Dell Inc. is to unveil an additional connectivity option for its blade server Tuesday, according to a company executive. Dell also expects to announce further connectivity plug-ins shortly as part of the company’s ongoing strategy to reposition blades as general purpose servers.
The company will begin selling McData Corp.’s 4314 Fibre Channel switch for its Dell PowerEdge 1855 blade on Tuesday, according to Tim Golden, Dell’s director of PowerEdge server marketing. The switch will enable the blade to connect to storage hardware and integrate with SAN (storage area network) fabrics. A single switch will cost from US$8,999 and will include four short wave SFP (small form factor pluggable) optical transceivers.
One area where Dell still lags the competition — IBM Corp. and Hewlett-Packard Co. — is in its lack of support for switching technology from networking giant Cisco Systems Inc., Golden admitted. He expects that situation to be remedied shortly. Also in the near term, Dell is looking at including non-SCSI (small computer systems interface) drives and adding in support for serial ATA (advanced technology attachment), according to Golden.
With the addition of the McData switch to its blade plug-ins, Dell will now be able to offer customers two fabric switches since it already provides Brocade Communications Systems Inc.’s Silkworm 3014 switch. Golden estimates that it will be a 50/50 split between Dell customers opting for McData and those choosing Brocade. Dell prices both the McData and the Brocade switches around $300 per port less than what’s offered by other blade vendors, according to a Dell spokesman, as part and parcel of the company’s plan to drive down blade costs.
“Our goal is to take blades to a volume market,” Golden said. “We want to specifically position them as general purpose servers.” He explained that Dell’s design of its blades reflects that strategy. “The [blade’s] feature set is identical to all our eighth generation servers with the 64-bit Xeon processor,” Golden added. “For us, it’s about sameness and likeness, not about difference.”
Lance Levanthal, editor of the BladeLetter, an e-newsletter for independent, nonprofit vendor organization the Blade Systems Alliance, agreed with Golden that blades will become ubiquitous. “I think blades are going to be everywhere,” he said. “It’s not revolutionary, it’s just an improved form factor. I think everyone will use them for everything.”
For the time being, though, blades continue to be mostly used in the high performance computing arena, but Golden expects that to change rapidly. “We see them being used as application servers, for consolidation, for file and print, for OLTP [online transaction processing] in databases,” he said. “If moving blades as general-purpose servers does cannibalize the existing market [for Dell servers], that’s okay.”
BladeLetter’s Levanthal pointed out that the blade market is still at a comparatively early stage. “Most shops don’t have blades,” he said. “The numbers aren’t large; a good sized blade installation is 100. My feeling is that the numbers are going to increase very rapidly.”
The PowerEdge 1855 blade is Dell’s second generation of blades and shipped in November 2004. Golden admitted that its predecessor, the Pentium III-based PowerEdge 1655MC was “a brick rather than a blade,” but proved a very useful learning tool for Dell as how to better design the PowerEdge 1855 blade.
Dell grew its share of the 2P (two-processor) x86 global market substantially in the first quarter of 2005 compared with the fourth quarter of 2004, Golden said.

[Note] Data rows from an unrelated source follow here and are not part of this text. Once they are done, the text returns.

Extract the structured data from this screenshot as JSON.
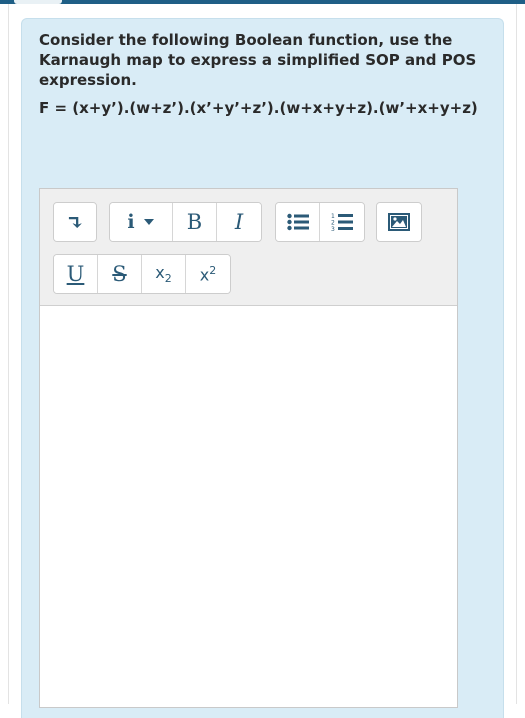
{
  "question": {
    "prompt": "Consider the following Boolean function, use the Karnaugh map to express a simplified SOP and POS expression.",
    "formula": "F = (x+y’).(w+z’).(x’+y’+z’).(w+x+y+z).(w’+x+y+z)"
  },
  "toolbar": {
    "row1": [
      {
        "name": "insert-arrow-icon",
        "glyph": "↴"
      },
      {
        "name": "info-dropdown",
        "glyph": "i"
      },
      {
        "name": "bold",
        "glyph": "B"
      },
      {
        "name": "italic",
        "glyph": "I"
      },
      {
        "name": "bullet-list-icon"
      },
      {
        "name": "numbered-list-icon",
        "numbers": [
          "1",
          "2",
          "3"
        ]
      },
      {
        "name": "image-icon"
      }
    ],
    "row2": [
      {
        "name": "underline",
        "glyph": "U"
      },
      {
        "name": "strikethrough",
        "glyph": "S"
      },
      {
        "name": "subscript",
        "base": "x",
        "mark": "2"
      },
      {
        "name": "superscript",
        "base": "x",
        "mark": "2"
      }
    ]
  },
  "colors": {
    "card_background": "#d9ecf6",
    "toolbar_icon": "#2b5a77",
    "top_bar": "#1f5f86"
  }
}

Dell sees the 2P market as the sweet spot for blades, but Golden didn’t rule out the company offering a four-processor or a one-socket blade in the future.
However, Levanthal is so far unconvinced of Dell’s vaunted success in the market. “I’ve seen no evidence of them making any inroads,” he said. “All the big volume customers are either HP or IBM. So far, Dell’s impact has been very, very minimal. I don’t think they’ve figured it out yet.”